This article is adapted from the chapter “On What It’s Like Not To Know Squat about GMOs” from the ebook “The Lowdown on GMOs: According to Science,” compiled by Fourat Janabi for smashwords.com:
Recently, a “ground-breaking” study by Gilles-Éric Séralini used by anti-GMO activists as “convincing evidence” of harm caused by genetically-engineered corn, was deep-sixed by the very journal that published it, Food and Chemical Toxicology.
I raised a glass of home-brewed hard cider and said “Salut!” to self-correcting science.
Changing my mind about GMOs has been easy. All it took was learning that the Humulin my Type-1 diabetic spouse takes every day to keep himself alive is a GMO.
When most people think of GMOs, they think of food. A freshman seminar I once taught at University of Southern Maine concerns how we laypeople should view claims about food we see in the media. I introduce the subject of genetically modified organisms by typing “GMO images” into a search engine. The results are hilarious.
I ask the students which images they see most represented on the screen. Immediately they say, “Hypodermic needles.”

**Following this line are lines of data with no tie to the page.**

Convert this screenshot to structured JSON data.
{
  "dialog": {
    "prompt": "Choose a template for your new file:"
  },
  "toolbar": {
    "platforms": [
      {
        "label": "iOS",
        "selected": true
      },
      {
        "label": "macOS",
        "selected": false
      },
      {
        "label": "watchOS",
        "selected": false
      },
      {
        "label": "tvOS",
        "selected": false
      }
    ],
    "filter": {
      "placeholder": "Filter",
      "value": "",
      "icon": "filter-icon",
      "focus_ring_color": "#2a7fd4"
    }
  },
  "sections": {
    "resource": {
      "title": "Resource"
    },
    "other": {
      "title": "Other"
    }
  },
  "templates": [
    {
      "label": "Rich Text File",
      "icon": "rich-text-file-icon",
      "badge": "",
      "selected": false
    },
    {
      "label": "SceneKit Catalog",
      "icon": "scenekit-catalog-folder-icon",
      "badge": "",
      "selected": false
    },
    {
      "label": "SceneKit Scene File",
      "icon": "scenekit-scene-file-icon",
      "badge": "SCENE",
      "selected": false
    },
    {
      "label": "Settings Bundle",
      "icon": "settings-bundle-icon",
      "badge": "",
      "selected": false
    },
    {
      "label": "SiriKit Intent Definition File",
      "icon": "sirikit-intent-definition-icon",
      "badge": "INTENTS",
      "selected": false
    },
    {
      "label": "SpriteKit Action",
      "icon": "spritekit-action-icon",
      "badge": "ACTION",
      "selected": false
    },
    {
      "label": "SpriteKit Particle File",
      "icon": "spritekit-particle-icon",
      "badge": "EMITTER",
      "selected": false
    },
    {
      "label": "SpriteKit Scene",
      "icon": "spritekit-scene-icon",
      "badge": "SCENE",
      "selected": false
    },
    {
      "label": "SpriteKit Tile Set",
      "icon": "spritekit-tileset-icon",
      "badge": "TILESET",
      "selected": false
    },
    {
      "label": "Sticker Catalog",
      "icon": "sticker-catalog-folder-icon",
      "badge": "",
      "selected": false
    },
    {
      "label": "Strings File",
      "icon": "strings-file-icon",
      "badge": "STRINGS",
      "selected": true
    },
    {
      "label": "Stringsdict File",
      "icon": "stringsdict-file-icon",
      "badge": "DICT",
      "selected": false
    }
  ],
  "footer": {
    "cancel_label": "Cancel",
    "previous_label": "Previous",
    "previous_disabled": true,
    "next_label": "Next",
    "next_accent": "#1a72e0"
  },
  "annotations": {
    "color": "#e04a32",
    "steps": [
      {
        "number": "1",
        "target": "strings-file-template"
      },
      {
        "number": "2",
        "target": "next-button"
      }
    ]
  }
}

There they are, sticking out of tomatoes like porcupine quills. I ask them how the hypodermic needle is employed in the creation of genetically modified organisms. Silence.
“It isn’t,” I tell them.
The Séralini fiasco tells us that when someone performs a bad “study,” smart people will sometimes be bamboozled by it – including the good folks at the journal Food and Chemical Toxicology.
And if they could be fooled, what about the rest of us?
I hope my students go out into the world with the awareness that we humans are built to believe, not to disbelieve; that it’s our life’s work to decide which beliefs to accept, which to discard; and that it won’t be easy.
Bad beliefs are like fishhooks: easy to swallow, difficult to cough up. It can be done, though.